La posesión presidencial de Abelardo de la Espriella, prevista para el 7 de agosto en Cali, no solo marcará el inicio de un nuevo gobierno, sino también una jornada de movilización social en Puerto Resistencia. Sin embargo, más allá de la convocatoria sindical y ciudadana, la atención se ha centrado en las declaraciones del ex candidato presidencial Iván Cepeda, quien se ha convertido en el principal vocero del Pacto Histórico frente a este escenario.

Cepeda anunció que su colectividad no asistirá al acto de investidura, argumentando que la legitimidad política del nuevo mandatario está “seriamente cuestionada” y que su llegada al poder representa un riesgo para la soberanía nacional y la oposición. “El 7 de agosto estaremos con el pueblo. (…) No avalaremos con nuestra presencia un Gobierno cuya legitimidad política está seriamente cuestionada, que pone en riesgo la soberanía nacional y anuncia persecución contra la oposición”, expresó en su cuenta de X. Con ello, el senador busca posicionar al Pacto Histórico como referente de la resistencia política, aunque la decisión ha sido criticada por sectores que consideran que la ausencia en la ceremonia oficial debilita la capacidad de interlocución institucional.
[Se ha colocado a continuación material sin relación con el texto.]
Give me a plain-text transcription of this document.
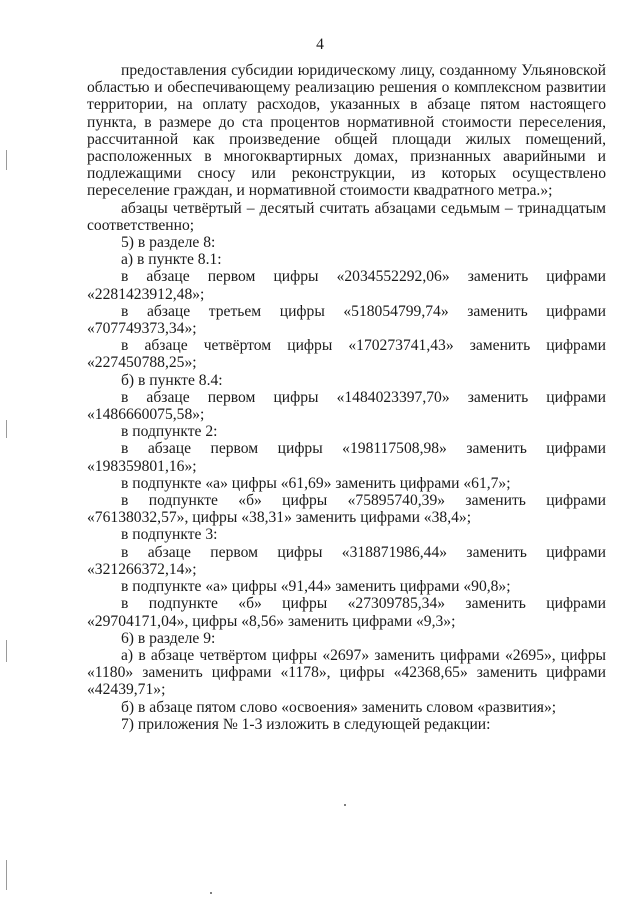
4

предоставления субсидии юридическому лицу, созданному Ульяновской областью и обеспечивающему реализацию решения о комплексном развитии территории, на оплату расходов, указанных в абзаце пятом настоящего пункта, в размере до ста процентов нормативной стоимости переселения, рассчитанной как произведение общей площади жилых помещений, расположенных в многоквартирных домах, признанных аварийными и подлежащими сносу или реконструкции, из которых осуществлено переселение граждан, и нормативной стоимости квадратного метра.»;

абзацы четвёртый – десятый считать абзацами седьмым – тринадцатым соответственно;

5) в разделе 8:

а) в пункте 8.1:

в абзаце первом цифры «2034552292,06» заменить цифрами «2281423912,48»;

в абзаце третьем цифры «518054799,74» заменить цифрами «707749373,34»;

в абзаце четвёртом цифры «170273741,43» заменить цифрами «227450788,25»;

б) в пункте 8.4:

в абзаце первом цифры «1484023397,70» заменить цифрами «1486660075,58»;

в подпункте 2:

в абзаце первом цифры «198117508,98» заменить цифрами «198359801,16»;

в подпункте «а» цифры «61,69» заменить цифрами «61,7»;

в подпункте «б» цифры «75895740,39» заменить цифрами «76138032,57», цифры «38,31» заменить цифрами «38,4»;

в подпункте 3:

в абзаце первом цифры «318871986,44» заменить цифрами «321266372,14»;

в подпункте «а» цифры «91,44» заменить цифрами «90,8»;

в подпункте «б» цифры «27309785,34» заменить цифрами «29704171,04», цифры «8,56» заменить цифрами «9,3»;

6) в разделе 9:

а) в абзаце четвёртом цифры «2697» заменить цифрами «2695», цифры «1180» заменить цифрами «1178», цифры «42368,65» заменить цифрами «42439,71»;

б) в абзаце пятом слово «освоения» заменить словом «развития»;

7) приложения № 1-3 изложить в следующей редакции:
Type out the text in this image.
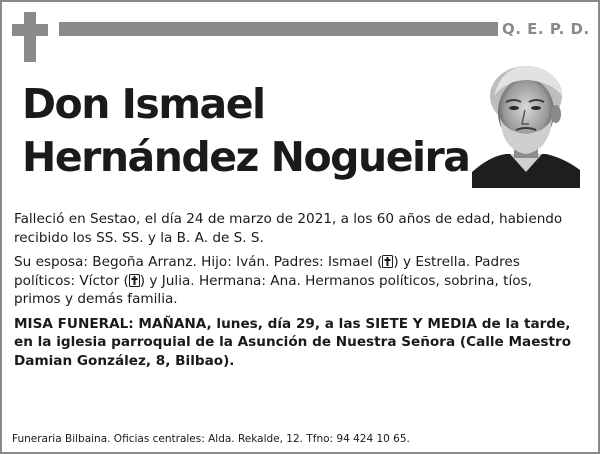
Q. E. P. D.
Don Ismael
Hernández Nogueira

Falleció en Sestao, el día 24 de marzo de 2021, a los 60 años de edad, habiendo recibido los SS. SS. y la B. A. de S. S.

Su esposa: Begoña Arranz. Hijo: Iván. Padres: Ismael ( ) y Estrella. Padres políticos: Víctor ( ) y Julia. Hermana: Ana. Hermanos políticos, sobrina, tíos, primos y demás familia.

MISA FUNERAL: MAÑANA, lunes, día 29, a las SIETE Y MEDIA de la tarde, en la iglesia parroquial de la Asunción de Nuestra Señora (Calle Maestro Damian González, 8, Bilbao).

Funeraria Bilbaina. Oficias centrales: Alda. Rekalde, 12. Tfno: 94 424 10 65.
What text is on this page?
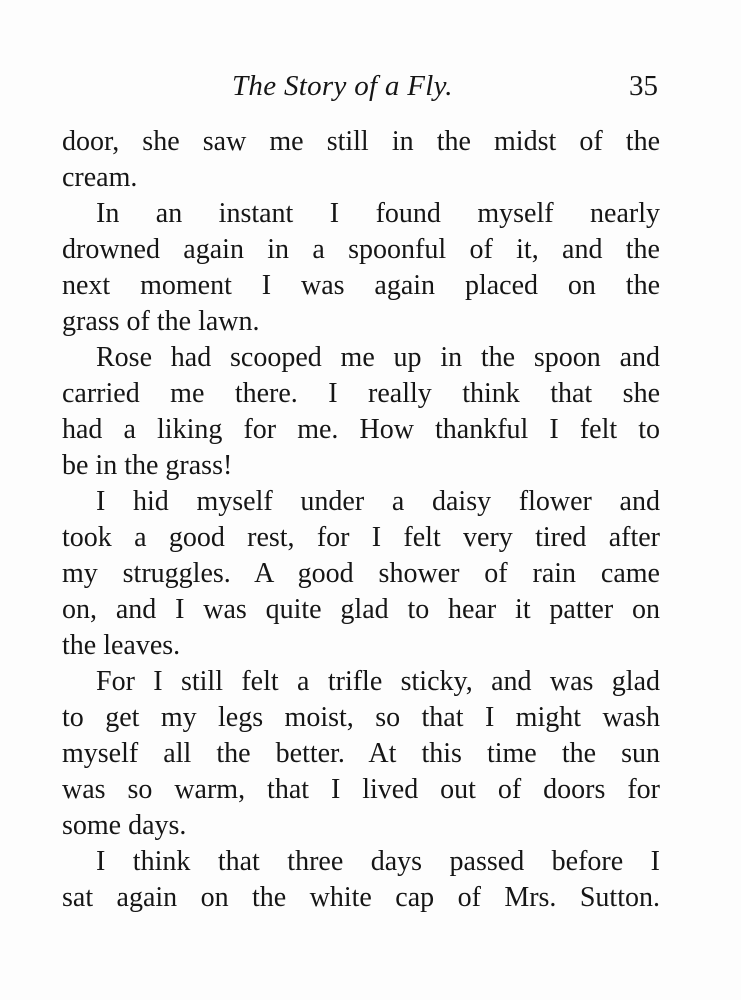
The Story of a Fly.	35
door, she saw me still in the midst of the
cream.
In an instant I found myself nearly
drowned again in a spoonful of it, and the
next moment I was again placed on the
grass of the lawn.
Rose had scooped me up in the spoon and
carried me there. I really think that she
had a liking for me. How thankful I felt to
be in the grass!
I hid myself under a daisy flower and
took a good rest, for I felt very tired after
my struggles. A good shower of rain came
on, and I was quite glad to hear it patter on
the leaves.
For I still felt a trifle sticky, and was glad
to get my legs moist, so that I might wash
myself all the better. At this time the sun
was so warm, that I lived out of doors for
some days.
I think that three days passed before I
sat again on the white cap of Mrs. Sutton.
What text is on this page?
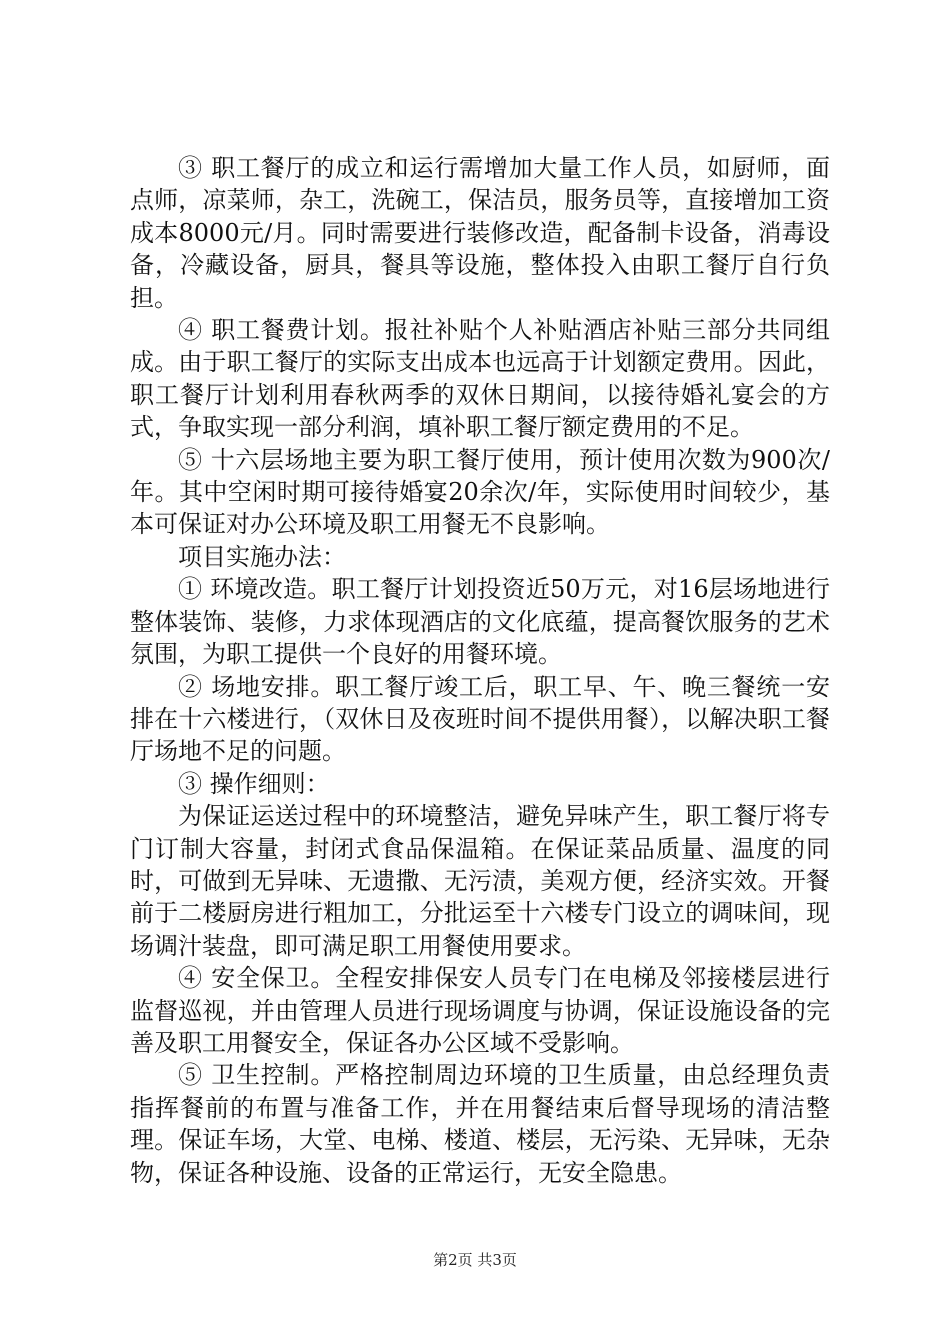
③ 职工餐厅的成立和运行需增加大量工作人员，如厨师，面点师，凉菜师，杂工，洗碗工，保洁员，服务员等，直接增加工资成本8000元/月。同时需要进行装修改造，配备制卡设备，消毒设备，冷藏设备，厨具，餐具等设施，整体投入由职工餐厅自行负担。

④ 职工餐费计划。报社补贴个人补贴酒店补贴三部分共同组成。由于职工餐厅的实际支出成本也远高于计划额定费用。因此，职工餐厅计划利用春秋两季的双休日期间，以接待婚礼宴会的方式，争取实现一部分利润，填补职工餐厅额定费用的不足。

⑤ 十六层场地主要为职工餐厅使用，预计使用次数为900次/年。其中空闲时期可接待婚宴20余次/年，实际使用时间较少，基本可保证对办公环境及职工用餐无不良影响。

项目实施办法：

① 环境改造。职工餐厅计划投资近50万元，对16层场地进行整体装饰、装修，力求体现酒店的文化底蕴，提高餐饮服务的艺术氛围，为职工提供一个良好的用餐环境。

② 场地安排。职工餐厅竣工后，职工早、午、晚三餐统一安排在十六楼进行，（双休日及夜班时间不提供用餐），以解决职工餐厅场地不足的问题。

③ 操作细则：

为保证运送过程中的环境整洁，避免异味产生，职工餐厅将专门订制大容量，封闭式食品保温箱。在保证菜品质量、温度的同时，可做到无异味、无遗撒、无污渍，美观方便，经济实效。开餐前于二楼厨房进行粗加工，分批运至十六楼专门设立的调味间，现场调汁装盘，即可满足职工用餐使用要求。

④ 安全保卫。全程安排保安人员专门在电梯及邻接楼层进行监督巡视，并由管理人员进行现场调度与协调，保证设施设备的完善及职工用餐安全，保证各办公区域不受影响。

⑤ 卫生控制。严格控制周边环境的卫生质量，由总经理负责指挥餐前的布置与准备工作，并在用餐结束后督导现场的清洁整理。保证车场，大堂、电梯、楼道、楼层，无污染、无异味，无杂物，保证各种设施、设备的正常运行，无安全隐患。

第2页 共3页
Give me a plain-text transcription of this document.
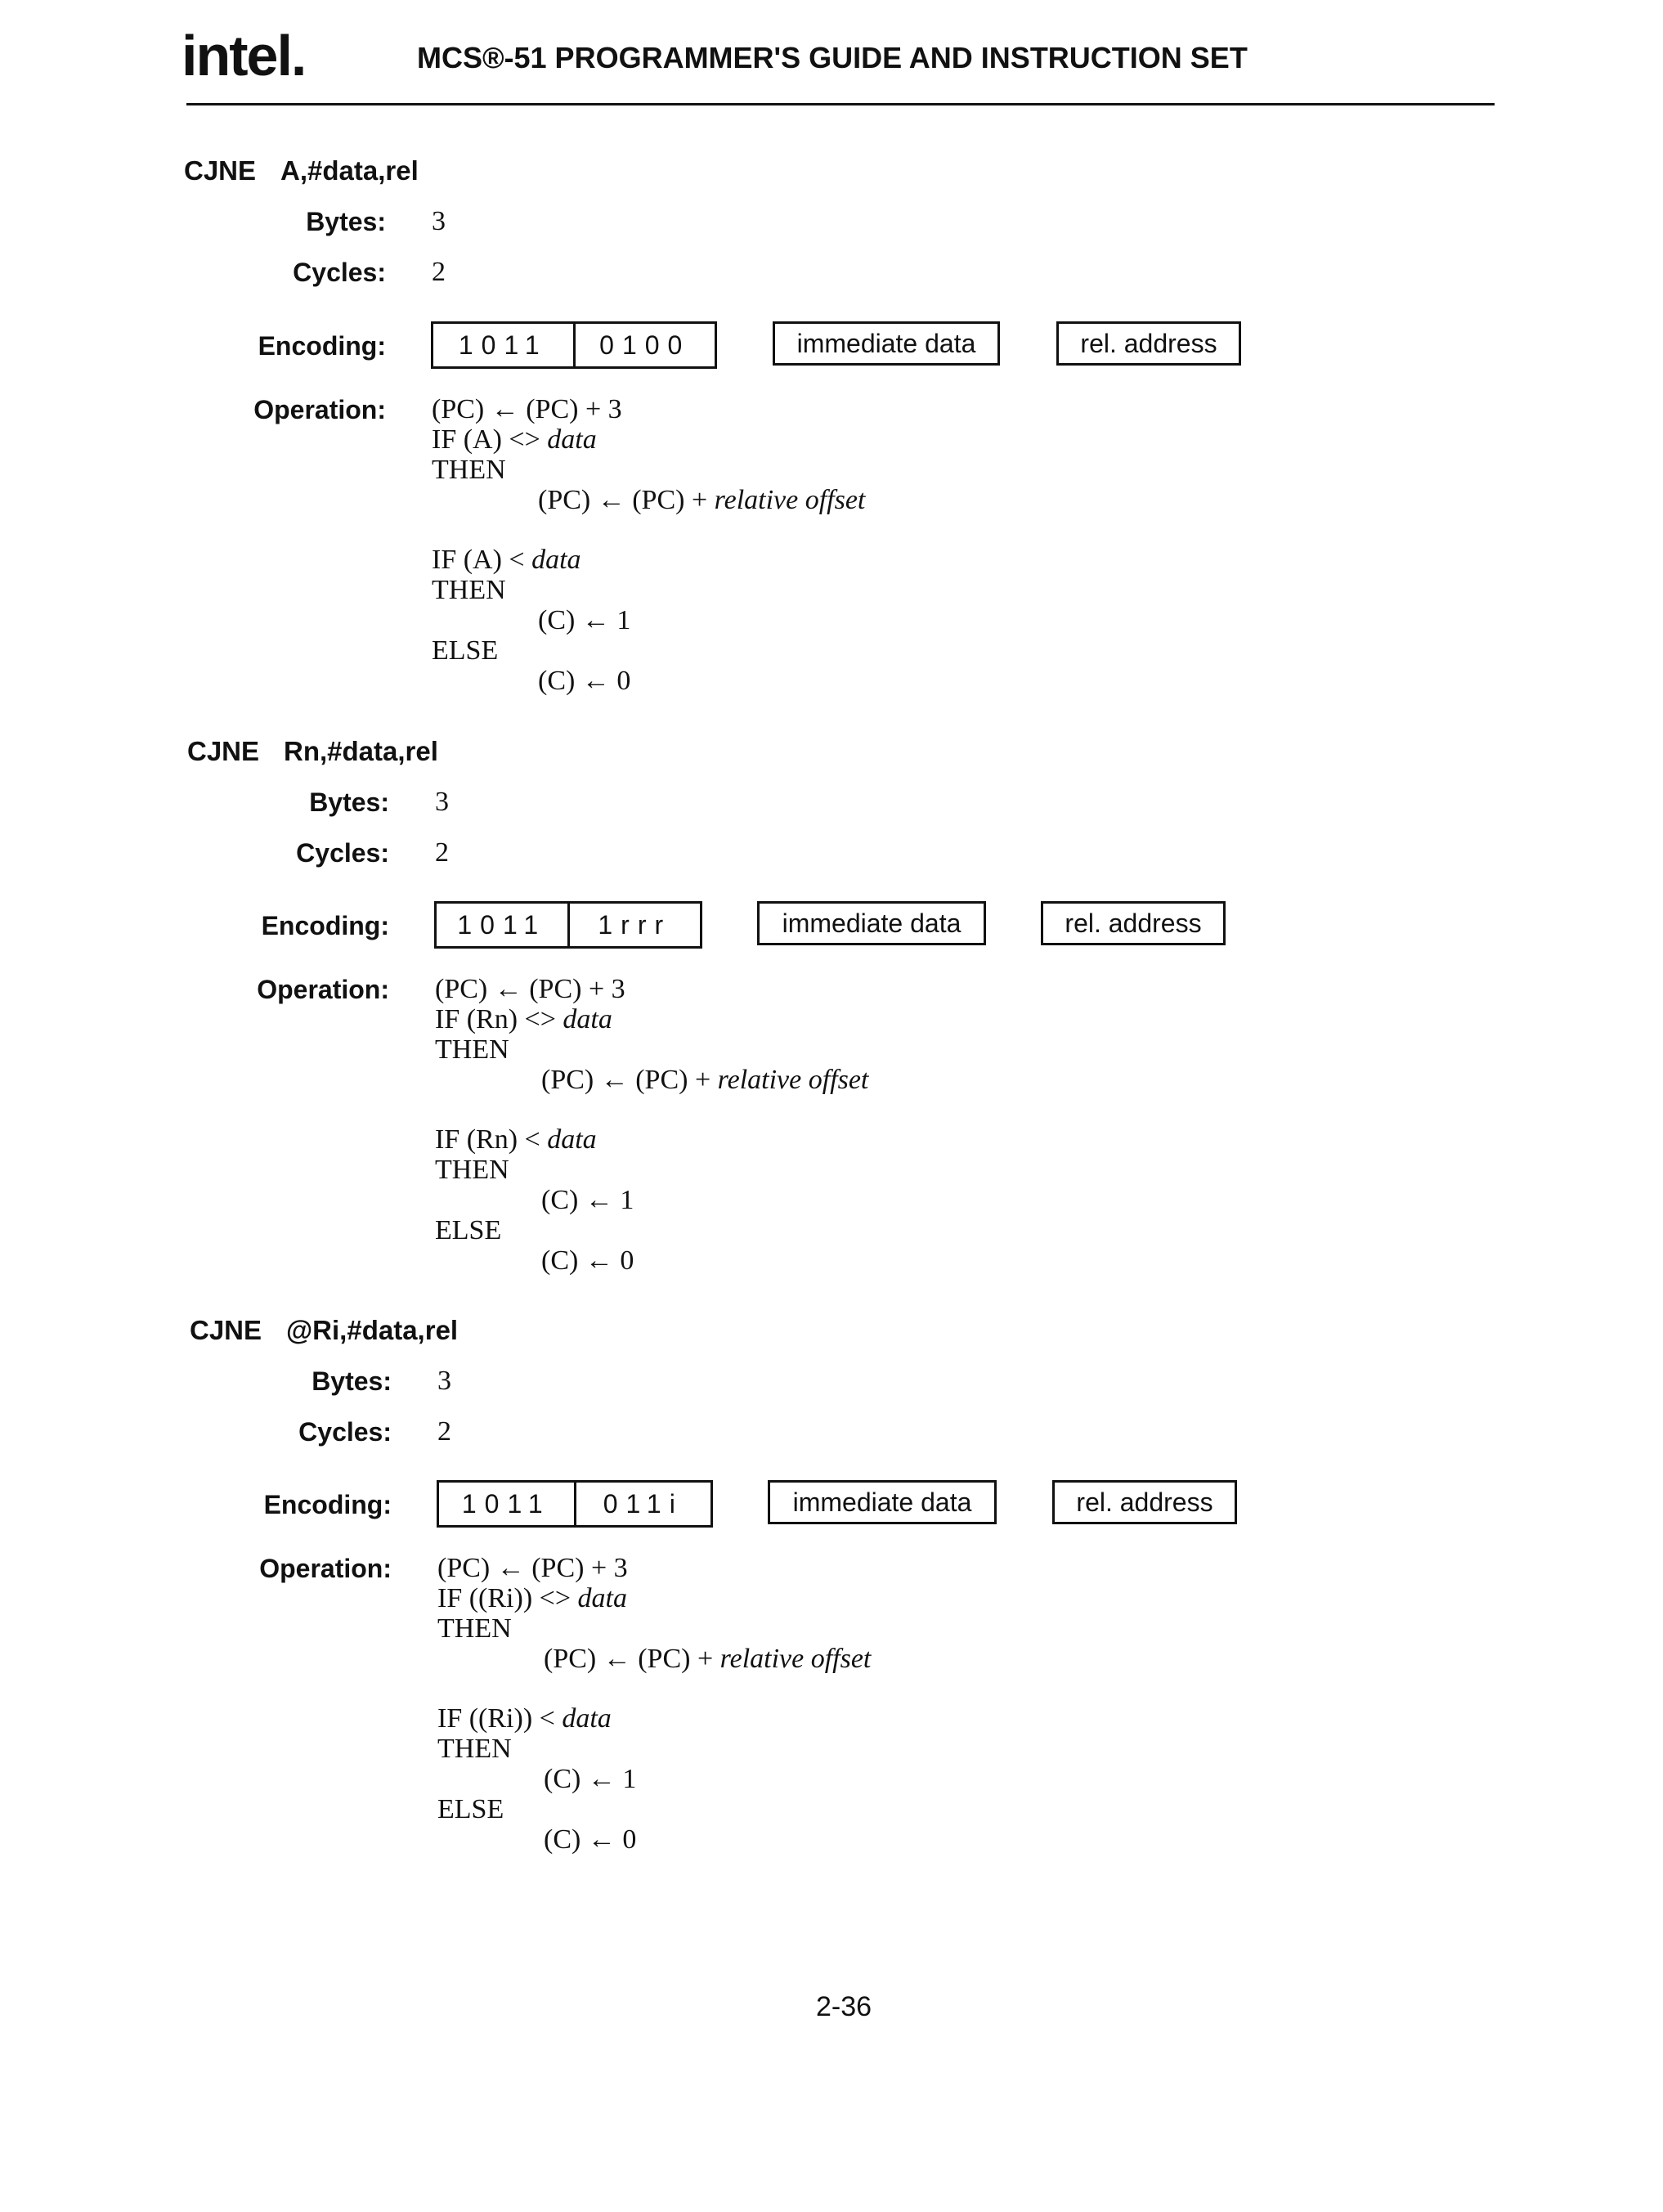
intel.	MCS®-51 PROGRAMMER'S GUIDE AND INSTRUCTION SET
CJNE A,#data,rel
Bytes: 3
Cycles: 2
Encoding:	1011	0100	immediate data	rel. address
Operation: (PC) ← (PC) + 3
IF (A) <> data
THEN
(PC) ← (PC) + relative offset
IF (A) < data
THEN
(C) ← 1
ELSE
(C) ← 0
CJNE Rn,#data,rel
Bytes: 3
Cycles: 2
Encoding:	1011	1rrr	immediate data	rel. address
Operation: (PC) ← (PC) + 3
IF (Rn) <> data
THEN
(PC) ← (PC) + relative offset
IF (Rn) < data
THEN
(C) ← 1
ELSE
(C) ← 0
CJNE @Ri,#data,rel
Bytes: 3
Cycles: 2
Encoding:	1011	011i	immediate data	rel. address
Operation: (PC) ← (PC) + 3
IF ((Ri)) <> data
THEN
(PC) ← (PC) + relative offset
IF ((Ri)) < data
THEN
(C) ← 1
ELSE
(C) ← 0
2-36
La convocatoria a movilizaciones simultáneas en Cali, Bogotá y Barranquilla, promovida por Cepeda y respaldada por organizaciones sociales, pretende reafirmar el compromiso con la democracia y la protesta pacífica. No obstante, el énfasis en la “desobediencia pacífica” y en la no asistencia al acto de posesión ha sido interpretado como una estrategia de confrontación simbólica más que como un ejercicio de construcción política.